While most attention is focused on accounting disasters that decked Sunbeam, Cendant, and Waste Management, the more widespread problem is the exaggerated use of ordinary practices. A favorite tactic: avoiding goodwill charges in mergers. Take in-process research and development write-offs, popular among high-tech companies that merge. In its $37 billion purchase of MCI Communications Corp., WorldCom Inc. has announced plans to write off some $6 billion to $7 billion of in-process MCI R&D that may have commercial application down the road. Or not. Who knows, really? Yet the accounting maneuver lets WorldCom avoid huge charGes for goodwill in the merger that could have reduced earniNgs by $100 million a year (page 134).

Taking "extraordinary" write-offs again and again is another tactic favored by managers. Since 1991, Eastman Kodak Co. has taken six extraordinary one-time-event write-offs totaling $4.5 billion, equal to all the company's profits for the past 9 years. True, the write-offs stemmed from a drastic restructuring of Kodak. Yet can a company have "extraordinary" one-time events for six out of the last seven years?

Then there is pooling-of-interest accounting, another merger technique. Pooling lets companies avoid goodwill charges by combining their assets at book value. Pooling boosted earnings by $3 billion to $4 billion when USA Waste Services Inc. and Waste Management Inc. combined in a $16 billion deal.

All this is perfectly legal, but many of the accountants and analysts that investors expect to referee the game and protect them increasingly are playing for the other side. Many accountants are under pressure to go easy because their firms want to sell consulting services to the companies they are auditing. A number end up working for the companies they audit.
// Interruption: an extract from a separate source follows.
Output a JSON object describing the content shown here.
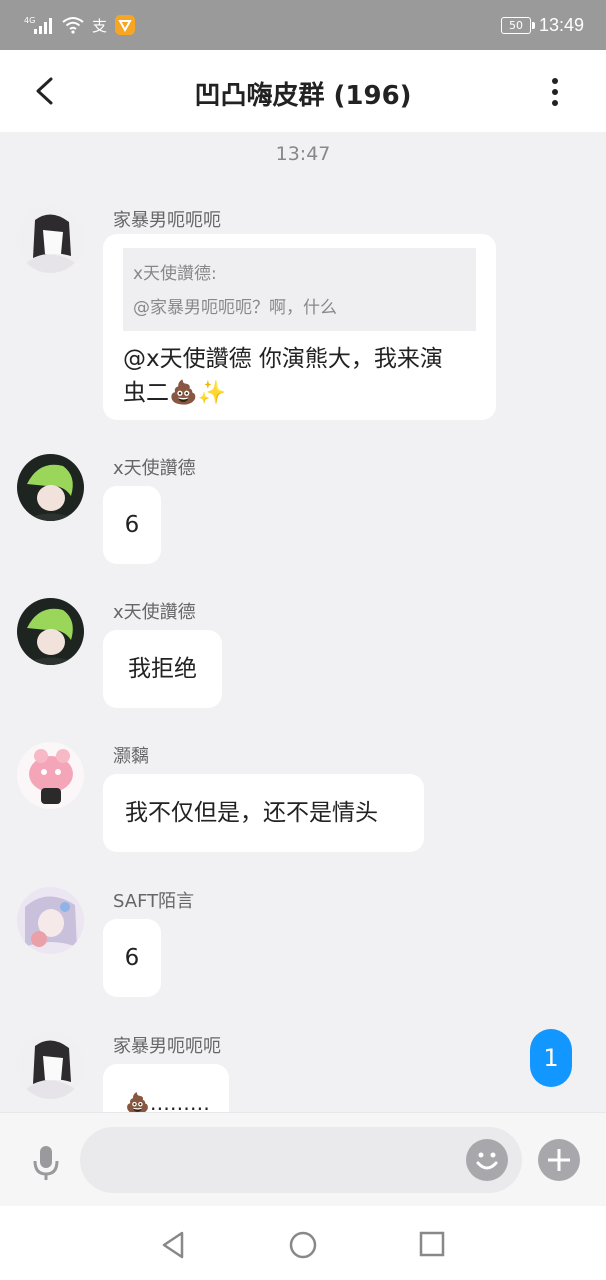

Many analysts succumb to the pressure from the investment banking side of their businesses to pump initial public offerings and support corporate clients.

What is to be done? Investors can look to the growing number of new sources of company data on the Internet. At the least, they should temper the idea of Wall Street analysts as fair-minded observers. Accounting firms should separate their businesses cleanly or face shareholder lawsuits. And corporate CEOs should realize that the economic and financial world has changed in the past few months. Quality is valued when quantity can't be delivered. Let's get back to basics.